第25話 内務大臣の書類仕事

「エイミス内務大臣、到着した手紙です」


 呼びかけられた役職にしてはかなり若く見える女性が、質素な執務室で何通かの墨で書かれた請願を受け取る。ペーパーナイフでなぞり流れる手付きで封を切るが、少しだけ眉をひそめ祭りくじを引くかのような「外れ」を引く準備をした顔をしている。
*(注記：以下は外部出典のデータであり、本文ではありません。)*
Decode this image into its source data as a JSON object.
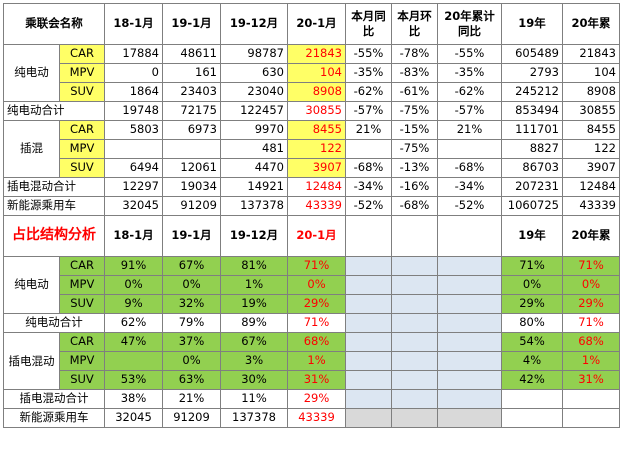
{
  "headers": {
    "name": "乘联会名称",
    "c1": "18-1月",
    "c2": "19-1月",
    "c3": "19-12月",
    "c4": "20-1月",
    "c5": "本月同比",
    "c6": "本月环比",
    "c7": "20年累计同比",
    "c8": "19年",
    "c9": "20年累"
  },
  "groups": {
    "bev": "纯电动",
    "phev": "插混",
    "bev_share": "纯电动",
    "phev_share": "插电混动"
  },
  "sub": {
    "car": "CAR",
    "mpv": "MPV",
    "suv": "SUV"
  },
  "volume": {
    "bev_car": [
      "17884",
      "48611",
      "98787",
      "21843",
      "-55%",
      "-78%",
      "-55%",
      "605489",
      "21843"
    ],
    "bev_mpv": [
      "0",
      "161",
      "630",
      "104",
      "-35%",
      "-83%",
      "-35%",
      "2793",
      "104"
    ],
    "bev_suv": [
      "1864",
      "23403",
      "23040",
      "8908",
      "-62%",
      "-61%",
      "-62%",
      "245212",
      "8908"
    ],
    "bev_total": [
      "纯电动合计",
      "19748",
      "72175",
      "122457",
      "30855",
      "-57%",
      "-75%",
      "-57%",
      "853494",
      "30855"
    ],
    "phev_car": [
      "5803",
      "6973",
      "9970",
      "8455",
      "21%",
      "-15%",
      "21%",
      "111701",
      "8455"
    ],
    "phev_mpv": [
      "",
      "",
      "481",
      "122",
      "",
      "-75%",
      "",
      "8827",
      "122"
    ],
    "phev_suv": [
      "6494",
      "12061",
      "4470",
      "3907",
      "-68%",
      "-13%",
      "-68%",
      "86703",
      "3907"
    ],
    "phev_total": [
      "插电混动合计",
      "12297",
      "19034",
      "14921",
      "12484",
      "-34%",
      "-16%",
      "-34%",
      "207231",
      "12484"
    ],
    "nev_total": [
      "新能源乘用车",
      "32045",
      "91209",
      "137378",
      "43339",
      "-52%",
      "-68%",
      "-52%",
      "1060725",
      "43339"
    ]
  },
  "share_header": {
    "title": "占比结构分析",
    "c1": "18-1月",
    "c2": "19-1月",
    "c3": "19-12月",
    "c4": "20-1月",
    "c8": "19年",
    "c9": "20年累"
  },
  "share": {
    "bev_car": [
      "91%",
      "67%",
      "81%",
      "71%",
      "71%",
      "71%"
    ],
    "bev_mpv": [
      "0%",
      "0%",
      "1%",
      "0%",
      "0%",
      "0%"
    ],
    "bev_suv": [
      "9%",
      "32%",
      "19%",
      "29%",
      "29%",
      "29%"
    ],
    "bev_total": [
      "纯电动合计",
      "62%",
      "79%",
      "89%",
      "71%",
      "80%",
      "71%"
    ],
    "phev_car": [
      "47%",
      "37%",
      "67%",
      "68%",
      "54%",
      "68%"
    ],
    "phev_mpv": [
      "",
      "0%",
      "3%",
      "1%",
      "4%",
      "1%"
    ],
    "phev_suv": [
      "53%",
      "63%",
      "30%",
      "31%",
      "42%",
      "31%"
    ],
    "phev_total": [
      "插电混动合计",
      "38%",
      "21%",
      "11%",
      "29%",
      "",
      ""
    ],
    "nev_total": [
      "新能源乘用车",
      "32045",
      "91209",
      "137378",
      "43339",
      "",
      ""
    ]
  },
  "colors": {
    "yellow": "#ffff66",
    "green": "#92d050",
    "light_blue": "#dce6f2",
    "grey": "#d9d9d9",
    "red_text": "#ff0000"
  }
}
「ありがとう。どれどれ……北部増援の依頼に、近隣で摘発した盗賊のアジトをサルベージ依頼。毎日懲りずに蛮骨稜々とした話ばかりね。西区の劇場でも覗きたい気分」


 外れだったようだ。ふうと一度息をつき恨めしそうに手紙を指でつまみ上げ目を通していく。


「新作は平民の男と貴族の女のロマンスだとか」


 請願の紙束を渡した傍仕えの女性が応える。


「女が馬鹿じゃないといいけど」


「多少は馬鹿なほうがモテますよ」


「そんなことないわよ!……でも、お互い売れ残ったら私たちで結婚しちゃいましょうか」


「私は売れ残るつもりはありません。自分が買う側になります」


 互いに硬い表情のままたわいもない話。コトリと置かれた紅茶に口をつけることもせず手と眼は忙しく動き、机脇の書物を何冊かパラパラと捲ってはペンを取り返答となる各所への指示を書き連ねていく。


「私が欲しいのは非売品」


 側仕えの女性は執務机の正面に立ったまま動かなかった。急かすわけではなく、少し話し相手をする間にこの程度の仕事はこなしてしまうことを知っていたから。
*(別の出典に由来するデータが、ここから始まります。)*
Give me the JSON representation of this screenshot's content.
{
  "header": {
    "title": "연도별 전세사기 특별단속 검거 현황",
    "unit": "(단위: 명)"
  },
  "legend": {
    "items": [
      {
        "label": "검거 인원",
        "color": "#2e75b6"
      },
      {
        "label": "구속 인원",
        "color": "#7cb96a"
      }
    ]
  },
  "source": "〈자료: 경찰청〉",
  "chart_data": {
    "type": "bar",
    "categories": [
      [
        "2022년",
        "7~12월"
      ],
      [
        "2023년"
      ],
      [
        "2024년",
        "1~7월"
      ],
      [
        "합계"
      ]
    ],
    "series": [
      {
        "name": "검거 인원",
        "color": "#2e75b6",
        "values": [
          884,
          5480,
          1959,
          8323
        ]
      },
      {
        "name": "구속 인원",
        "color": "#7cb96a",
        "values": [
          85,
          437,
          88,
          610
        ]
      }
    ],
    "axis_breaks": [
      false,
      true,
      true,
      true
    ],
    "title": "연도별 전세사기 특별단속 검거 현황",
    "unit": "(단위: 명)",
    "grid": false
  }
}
「そんなものはジェリスヒルには有りません。ローブに聞けば男の値だってわかります」


「かわいくない娘」


 そして大臣は一枚の命令書に自分の判を押した。アイナ・コーエンの遠征報告書だ。そして既にアイナによって押されているコーエン家の紋章の判をピンと軽く弾く。
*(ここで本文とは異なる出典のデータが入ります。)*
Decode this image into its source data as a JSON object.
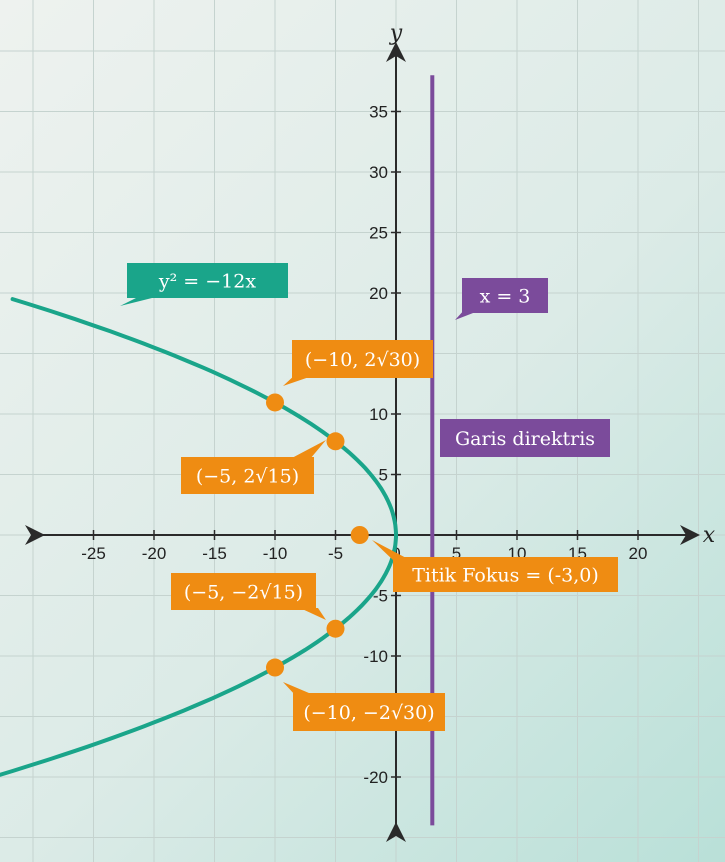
{
  "chart_data": {
    "type": "line",
    "title": "",
    "xlabel": "x",
    "ylabel": "y",
    "xlim": [
      -30,
      25
    ],
    "ylim": [
      -24,
      39
    ],
    "x_ticks": [
      -25,
      -20,
      -15,
      -10,
      -5,
      0,
      5,
      10,
      15,
      20
    ],
    "y_ticks": [
      -20,
      -10,
      -5,
      5,
      10,
      20,
      25,
      30,
      35
    ],
    "x_tick_labels": [
      "-25",
      "-20",
      "-15",
      "-10",
      "-5",
      "0",
      "5",
      "10",
      "15",
      "20"
    ],
    "y_tick_labels": [
      "-20",
      "-10",
      "-5",
      "5",
      "10",
      "20",
      "25",
      "30",
      "35"
    ],
    "grid": true,
    "series": [
      {
        "name": "y² = −12x",
        "kind": "parabola",
        "equation": "y^2 = -12x",
        "y_range": [
          -20.5,
          19.5
        ],
        "color": "#1aa58a"
      },
      {
        "name": "x = 3",
        "kind": "vertical-line",
        "x": 3,
        "y_range": [
          -24,
          38
        ],
        "color": "#7b4b9b"
      }
    ],
    "points": [
      {
        "label": "(−10, 2√30)",
        "x": -10,
        "y": 10.954
      },
      {
        "label": "(−5, 2√15)",
        "x": -5,
        "y": 7.746
      },
      {
        "label": "(−5, −2√15)",
        "x": -5,
        "y": -7.746
      },
      {
        "label": "(−10, −2√30)",
        "x": -10,
        "y": -10.954
      },
      {
        "label": "Titik Fokus = (-3,0)",
        "x": -3,
        "y": 0
      }
    ],
    "annotations": [
      {
        "text": "y² = −12x",
        "target": "parabola"
      },
      {
        "text": "x = 3",
        "target": "directrix"
      },
      {
        "text": "Garis direktris",
        "target": "directrix"
      }
    ],
    "colors": {
      "parabola": "#1aa58a",
      "directrix": "#7b4b9b",
      "points": "#ef8c12",
      "grid": "#c5d3cf",
      "axis": "#2a2a2a"
    }
  }
}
「この娘は仲間になってくれるかしら。刑軍を引き連れる女騎士、かっこいいわねえ。オギカワへの再遠征を彼女に伝えておいて。あそこは大きいからまだまだかかるわよ、モンスターハウスが山のように仕掛けられてアンデッド祭りですって」


「彼女については少し問題が」


「あらやだ。何よ」


「新人恒例の『パージクエスト』を仕掛けられたようです。10日後の北部への輸送任務にアイナ・コーエン隊から兵を徴発するとの指令書がそこに。……いえその右側の3枚目です。すでにミルワード公の署名もあります」


「あーこれね。悪戯するには随分早いと思うけど。こんな意地悪はクロクワよねえ、やらしーわあ」


「故郷からの私兵を奪われ、擁する刑軍もたった一人。部隊とは呼べません。というか本人の身の安全すらもはや確かなものではないのでは」


 そう窘められてエイミスは差配に困り頬を掻くと、先ほど受け取った請願書の束をぱらぱらと早読みした。そして中から数枚を抜き取りぱんと机に叩きつける。


「じゃ彼女に渡す任務はこっち。都市付近の小物よ」


「……罠を踏んだとわかって仕事はさせるのですね」


「あら珍しい。贔屓したいの?」


「剣で戦える女は貴重ですから。それにコーエン家の令嬢に何かあっては事です」


「私だって気使ったわよ?最初の配属で刑軍の手練れを2人つけたじゃない。1人は片手落としたドジついでにもう釈放されたみたいだけど」


「熟練の者でもそのような不始末を起こします」


「でも残った刑軍はあの男でしょ、女の子一人くらい保護できるわ。それ、任務対象はすでに制圧済みで難易度は低い案件ばかりだし。むさい囚人街にこもってるより外にいる方がトラブルが少ないまであるでしょ」


 傍仕えの女性はしばらく受け取りたくなさそうに突き出された請願書を眺めていたが「ほら!」と強く押し付けられるとため息交じりに「名家の令嬢も楽ではなさそうですね」と同意を示し、つかつかと紙束と共に部屋を後にした。